インカ帝国のケチュア族の人々は、アマゾンの湿った空気を好みはしないので、この標高にこれほどの都市を作った理由はいったい何だったのでしょうか。
とはいえ、この遺跡が機能した期間はごくわずかでした。
インカ文明の絶頂期である15世紀にこの宗教都市は建設されたのですが、16世紀初頭にはスペイン人が侵略してインカ帝国を滅ぼしたからです。
まさに侵略者から隠すように、マチュピチュ遺跡へ通じる道(インカ道)は閉ざされて、歴史に登場するのは20世紀の初めとなります。
マチュピチュ遺跡の石工職人の地区
マチュピチュ遺跡は、細かい都市計画に基づいて建設されました。
農業地区の段々畑を抜けると、都市区のメインゲートがあります。
この門をくぐると、そこで人々は働き、暮らし、祈りをしていました。約700人前後の人が暮らしていたと言われます。

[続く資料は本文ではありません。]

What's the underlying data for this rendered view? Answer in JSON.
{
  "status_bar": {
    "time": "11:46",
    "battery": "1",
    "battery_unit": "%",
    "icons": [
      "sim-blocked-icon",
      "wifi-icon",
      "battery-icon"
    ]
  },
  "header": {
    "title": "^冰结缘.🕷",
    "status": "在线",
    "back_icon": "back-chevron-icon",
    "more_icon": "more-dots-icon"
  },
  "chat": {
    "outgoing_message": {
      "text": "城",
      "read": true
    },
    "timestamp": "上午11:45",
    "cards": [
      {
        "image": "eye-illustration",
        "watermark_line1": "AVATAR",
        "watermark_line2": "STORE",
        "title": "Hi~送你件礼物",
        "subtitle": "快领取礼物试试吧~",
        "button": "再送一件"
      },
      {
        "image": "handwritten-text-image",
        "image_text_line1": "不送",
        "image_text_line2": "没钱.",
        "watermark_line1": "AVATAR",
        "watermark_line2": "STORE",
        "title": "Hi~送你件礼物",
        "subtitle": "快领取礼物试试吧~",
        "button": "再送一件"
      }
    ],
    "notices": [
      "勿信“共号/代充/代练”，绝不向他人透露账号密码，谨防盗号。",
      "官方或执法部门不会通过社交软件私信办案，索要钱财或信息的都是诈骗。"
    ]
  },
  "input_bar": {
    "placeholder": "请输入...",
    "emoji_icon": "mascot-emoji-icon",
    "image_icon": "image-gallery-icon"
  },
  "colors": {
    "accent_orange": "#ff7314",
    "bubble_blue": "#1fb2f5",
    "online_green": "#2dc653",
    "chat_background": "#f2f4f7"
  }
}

このゲートの裏には、石工職人が働いていたと考えられています。
マチュピチュ遺跡の建築資材はその場で採石されました。
切り出した岩は、この石工職人の地区に運び込まれて、職人たちが加工していたと考えられています。
マチュピチュ遺跡には、霧がとても似合います。
周囲の山々が望めないのは残念ですが、その神秘的な存在感を感じるには、私は霧が不可欠だと思っています。
5月~10月の乾季でも、アマゾンの気候の影響を強く受けるので、特に朝は霧に覆われる可能性が高いようです。
霧の向こうに見え隠れする建物や山々を見ながら、職人区を抜けると、いよいよ風景はマチュピチュらしくなります。
▲チンチラカ科のビスカチャ。ビスカチャはネズミの仲間だが、見た目はウサギに近く愛らしい。